Matiacoali: “plus d’une centaine de jeunes filles n’auront plus droit à l’éducation » Labidi OUALY, président de l’ATSY Burkina

Pour cette année scolaire 2022-2023, plus d’une centaine de jeunes filles et garçons ne rejoindront pas les salles de classes dans la commune de Matiacoali. L’Association Tin-Soagi Yaba, créée en 2000, et qui aide les jeunes filles scolaires de la commune de Matiacoali depuis 2013, n’est plus certaine de pouvoir appuyer les jeunes à cause de l’insécurité dans la commune. Son président Monsieur OUALY Labidi, s’est confié à notre micro.

 

Gulmu.Info (G.I): Monsieur OUALY, parlez-nous de votre association et des actions qu’elle mène sur le terrain.

 

Labidi Oualy (L.O): L’Association Tin-Soagi Yaba a été créée en septembre 2000 pour soulager la souffrance des populations de la région de l’Est. Avec pour siège Matiacoali à mi-chemin de Fada N’Gourma et du chef-lieu de la province de la Tapoa, notre association a eu pour objectif principal, la  promotion de développement local axée sur l’éducation. C’est ainsi qu’en 2013, avec l’appui de nos partenaires de l’Europe, nous avons apporté un soutien à l’éducation des jeunes filles et garçons dans le but de faciliter leurs accès à l’éducation. Nos actions ont consisté à l’octroi des prêts scolaires aux parents défavorisés pour assurer les frais de scolarité de leurs enfants au collège et au lycée. Un centre d’accueil a été construit en 2017 pour accueillir les jeunes filles, sans tuteurs, dans le but de les héberger et faciliter leurs insertions scolaires. Ce projet a été rendu possible grâce à l’appui technique et financier des partenaires français et suisse (ATSY France et Association Kansundi) ainsi que la municipalité de Matiacoali.

 

G.I: L’insécurité dans la région de l’Est a contraint plus d’une centaine d’établissements scolaires à fermer les salles de classes. Quelle est la situation à Matiacoali, particulièrement pour vos filles?

 

Dans la commune de Matiacoali, en dehors de la ville de Matiacoali, aucune école n’est épargnée par la fermeture. Tous les élèves de la commune et des villages voisins de la commune ont été contraints de se replier dans la ville pour poursuivre les études avec beaucoup de difficultés. A ce jour, les salles de classes de la ville de Matiacoali sont pléthoriques au point où, trouver de la place dans une école est devenu un chemin de croix. Pour nos filles, aujourd’hui, nous ne savons plus quoi faire. Plus d’une centaine de jeunes filles n’auront plus droit à l’éducation pour cette année scolaire. Par manque d’appui des partenaires et compte tenu du nombre élevé de déplacés internes, nous sommes débordés.
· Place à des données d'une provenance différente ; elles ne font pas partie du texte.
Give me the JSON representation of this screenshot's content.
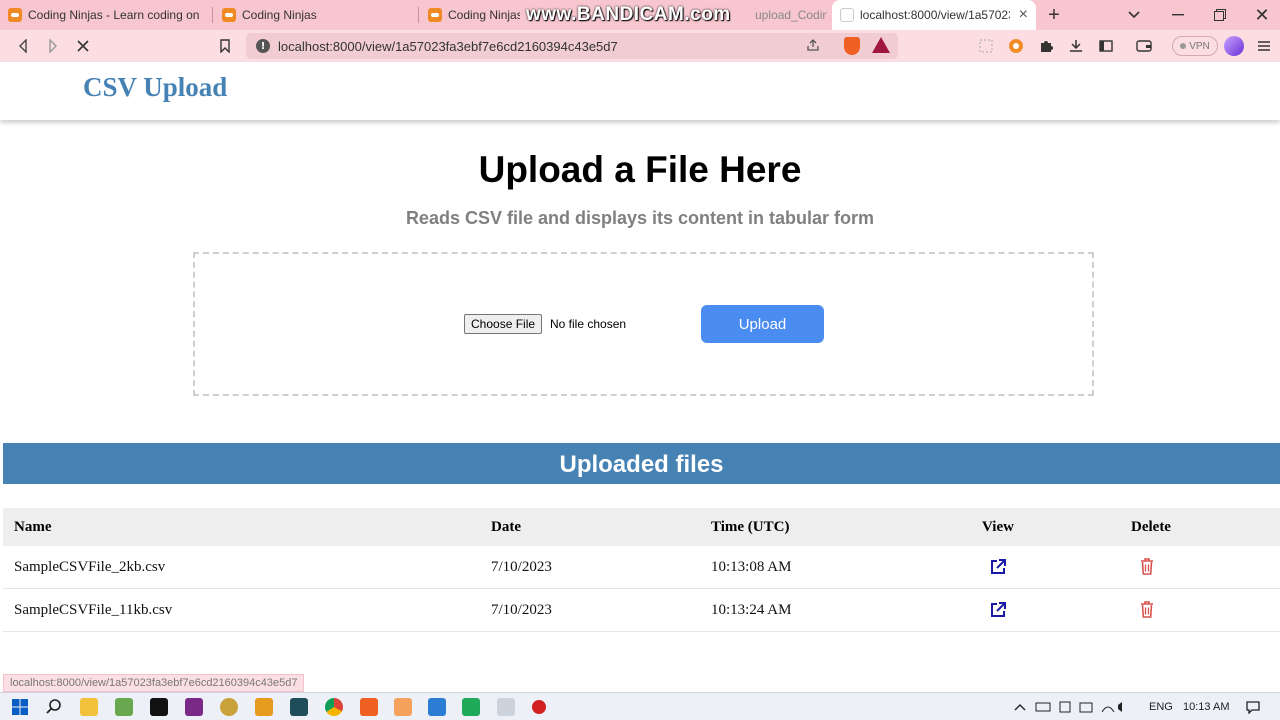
{
  "browser": {
    "tabs": [
      {
        "title": "Coding Ninjas - Learn coding online"
      },
      {
        "title": "Coding Ninjas"
      },
      {
        "title": "Coding Ninjas"
      },
      {
        "title": "upload_Coding"
      },
      {
        "title": "localhost:8000/view/1a57023"
      }
    ],
    "watermark": "www.BANDICAM.com",
    "url": "localhost:8000/view/1a57023fa3ebf7e6cd2160394c43e5d7",
    "vpn_label": "VPN",
    "status_url": "localhost:8000/view/1a57023fa3ebf7e6cd2160394c43e5d7"
  },
  "site": {
    "logo": "CSV Upload",
    "heading": "Upload a File Here",
    "subheading": "Reads CSV file and displays its content in tabular form",
    "file_input": {
      "button_label": "Choose File",
      "status": "No file chosen"
    },
    "upload_label": "Upload",
    "section_title": "Uploaded files"
  },
  "files_table": {
    "headers": {
      "name": "Name",
      "date": "Date",
      "time": "Time (UTC)",
      "view": "View",
      "delete": "Delete"
    },
    "rows": [
      {
        "name": "SampleCSVFile_2kb.csv",
        "date": "7/10/2023",
        "time": "10:13:08 AM"
      },
      {
        "name": "SampleCSVFile_11kb.csv",
        "date": "7/10/2023",
        "time": "10:13:24 AM"
      }
    ]
  },
  "taskbar": {
    "lang": "ENG",
    "clock": "10:13 AM"
  },
  "colors": {
    "brand": "#4682b4",
    "upload_button": "#4a8cf0",
    "delete_icon": "#d9534f",
    "view_icon": "#1a1aa6",
    "tab_bar": "#f7c6ce"
  }
}
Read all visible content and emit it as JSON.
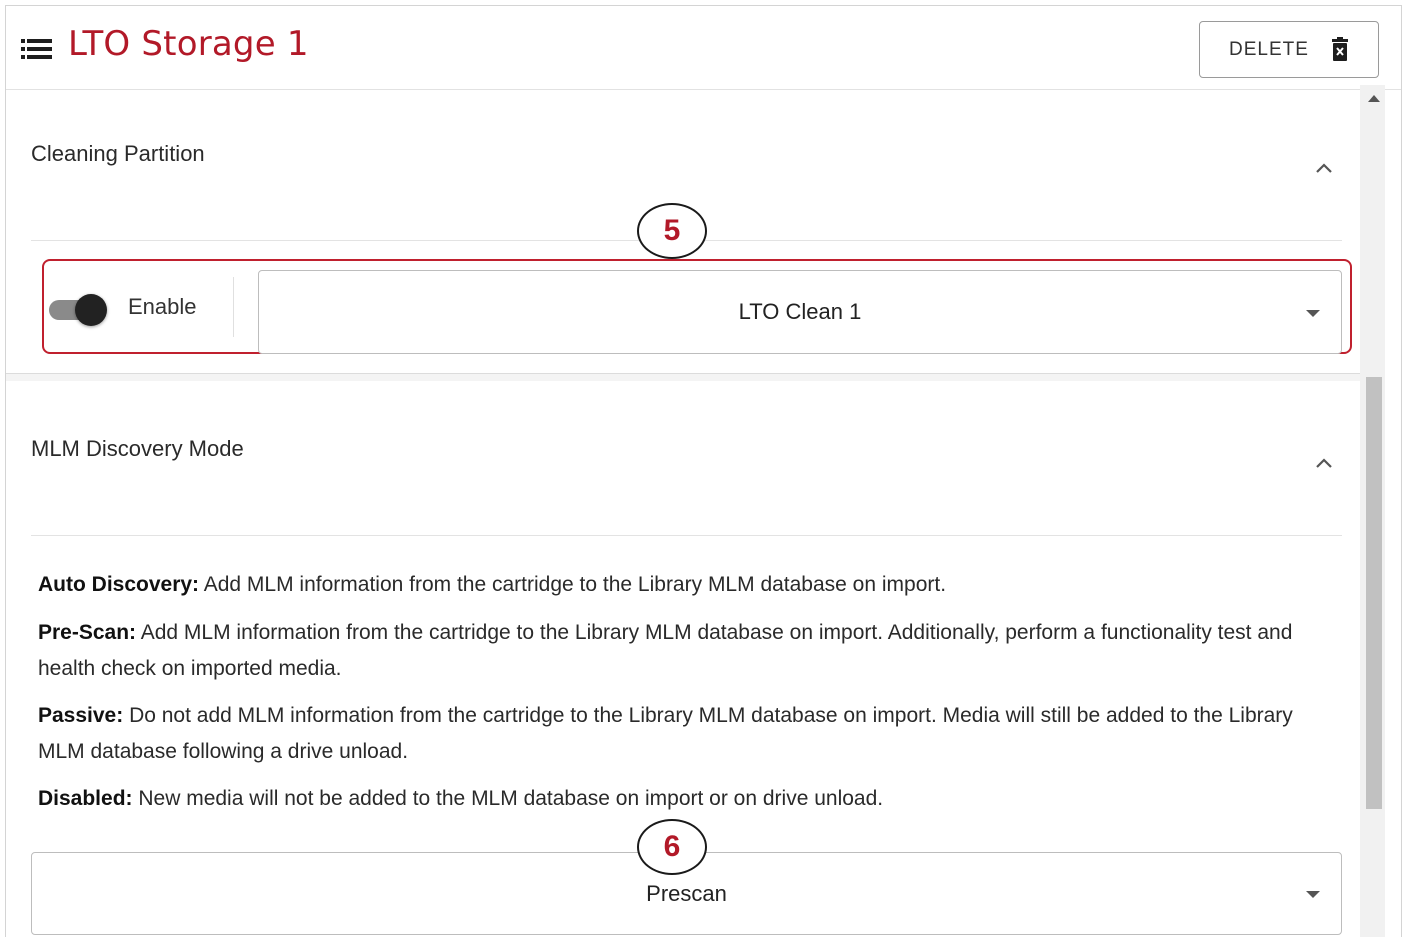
{
  "header": {
    "title": "LTO Storage 1",
    "delete_label": "DELETE"
  },
  "cleaning_partition": {
    "title": "Cleaning Partition",
    "enable_label": "Enable",
    "enabled": true,
    "selected": "LTO Clean 1",
    "callout": "5"
  },
  "mlm_discovery": {
    "title": "MLM Discovery Mode",
    "options": [
      {
        "term": "Auto Discovery:",
        "text": " Add MLM information from the cartridge to the Library MLM database on import."
      },
      {
        "term": "Pre-Scan:",
        "text": " Add MLM information from the cartridge to the Library MLM database on import. Additionally, perform a functionality test and health check on imported media."
      },
      {
        "term": "Passive:",
        "text": " Do not add MLM information from the cartridge to the Library MLM database on import. Media will still be added to the Library MLM database following a drive unload."
      },
      {
        "term": "Disabled:",
        "text": " New media will not be added to the MLM database on import or on drive unload."
      }
    ],
    "selected": "Prescan",
    "callout": "6"
  },
  "colors": {
    "brand_red": "#b21928",
    "highlight_red": "#c0202e"
  },
  "icons": {
    "menu": "menu-list-icon",
    "delete": "trash-icon",
    "collapse": "chevron-up-icon",
    "dropdown": "caret-down-icon"
  }
}
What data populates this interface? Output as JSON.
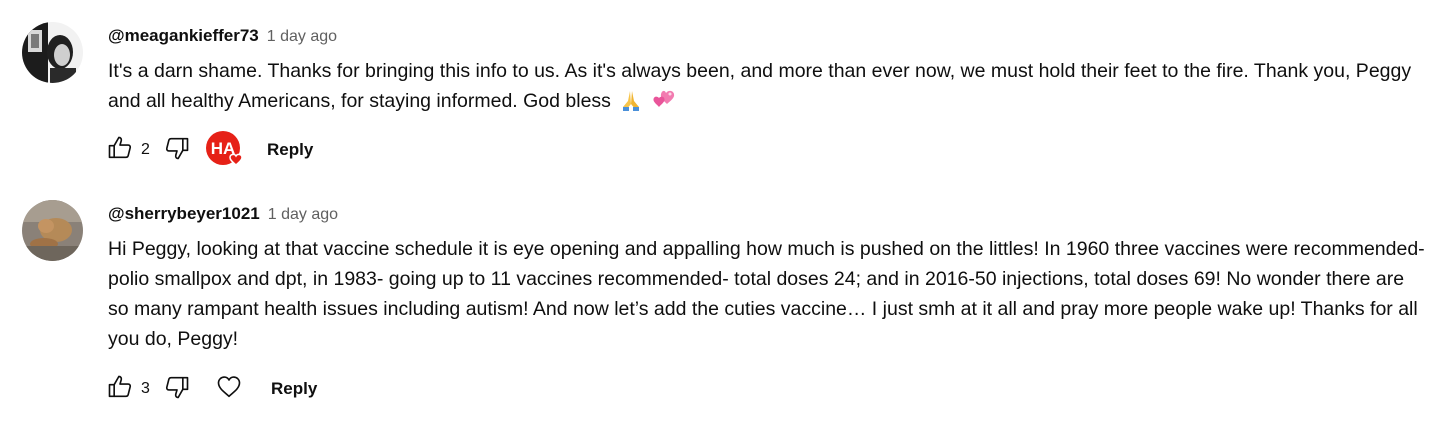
{
  "comments": [
    {
      "author": "@meagankieffer73",
      "timestamp": "1 day ago",
      "text": "It's a darn shame. Thanks for bringing this info to us. As it's always been, and more than ever now, we must hold their feet to the fire. Thank you, Peggy and all healthy Americans, for staying informed. God bless",
      "emojis": [
        "folded-hands",
        "two-hearts"
      ],
      "likes": "2",
      "creator_heart": true,
      "creator_badge_text": "HA",
      "reply_label": "Reply"
    },
    {
      "author": "@sherrybeyer1021",
      "timestamp": "1 day ago",
      "text": "Hi Peggy, looking at that vaccine schedule it is eye opening and appalling  how much is pushed on the littles! In 1960 three vaccines were recommended-polio smallpox and dpt, in 1983- going up to 11 vaccines recommended- total doses 24; and in 2016-50 injections, total doses 69! No wonder there are so many rampant health issues including autism! And now let’s add the cuties vaccine… I just smh at it all and pray more people wake up! Thanks for all you do, Peggy!",
      "likes": "3",
      "creator_heart": false,
      "reply_label": "Reply"
    }
  ],
  "colors": {
    "text": "#0f0f0f",
    "secondary": "#606060",
    "badge_red": "#e62117"
  }
}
Nous avons une capacité d’accueil de moins de 20 personnes  pour plus de 200 demandes. Que faire? Nous subissons l’actualité et continuons de demander l’accompagnement des partenaires pour venir en aide aux jeunes filles en risque de déscolarisation.

 

G.I: Quelles sont les difficultés rencontrées depuis le début de l’insécurité?

 

En 2020, alors que le terrorisme commençait à se faire ressentir dans la localité, les parents ont afflué vers nos services pour confier les enfants. Fort malheureusement, nos capacités de prise en charge étaient très insuffisantes nous obligeant à refouler malgré nous, plusieurs jeunes filles qui ont été pour la plupart contraintes au mariage précoce et forcé par les parents. Par la suite, plusieurs de nos partenaires, craignant ce qui s’est produit à Chibok au Nigéria, se sont abstenus de nous accompagner dans ce projet. Le pire est qu’à la rentrée scolaire 2022-2023, alors que les membres de notre association avaient quitté Fada pour Matiacoali avec l’argent pour les prêts scolaires, des hommes armés les ont interceptés dans la zone de Ougarou, à une dizaine de kilomètres de Matiacoali. Ils seront enlevés et dépouillés de tout, et relâchés plusieurs heures plus tard. Aujourd’hui, nous avons sur la conscience plusieurs jeunes filles dans nos centres, incapables de rejoindre leurs parents et que nous peinons à donner à manger.

 

G.I: Que faites-vous des filles qui sont actuellement dans votre centre sans possibilité de rejoindre leurs parents?

 

Nous faisons ce que nous pouvons. Avec les cotisations et les apports des membres de notre association, nous essayons de leur venir en aide. Mais cela est très insuffisant et nous demandons l’aide des parents d’élèves qui, avec la situation sécuritaire, ont beaucoup de difficultés pour répondre à nos sollicitations. Aujourd’hui, plusieurs filles ont quitté le centre et nous en avons accueilli moins d’une dizaine pour l’année scolaire 2022-2023. Cela nous chagrine mais nous sommes obligés de faire avec. Toutes ces filles sans instruction scolaire augmenteront le nombre de femmes incapables de se prendre en charge et de s’épanouir dans la société.

 

G.I: Que préconisez-vous pour solutionner cette crise scolaire.

 

L’éducation est l’arme fatale pour le développement. Le gouvernement et les acteurs sociaux se doivent de mettre encore plus d’énergie sur ce secteur car sans l’éducation, nous sommes appelés à disparaître.  Si le terrorisme a de vieux jours dans la région, c’est du faite que nos populations ne sont pas très instruites pour mesurer certains mode et courant philosophique au point où, il est très facile pour les extrémistes de les endoctriner. Si le gouvernement relève le niveau d’instruction de nos populations, nous gagnerons en partie cette bataille. Nous appelons tous les partenaires à ne pas baisser les bras et à redoubler d’efforts pour sauver ce secteur qui se meurt dans la région de l’Est avec plus de 75% des établissements d’éducation fermés. Mon appel va à l’endroit du Gouvernement et des partenaires sociaux, la lutte contre l’insécurité commence par la lutte contre l’analphabétisme. C’est l’unique solution pour sortir le pays de ce bourbier.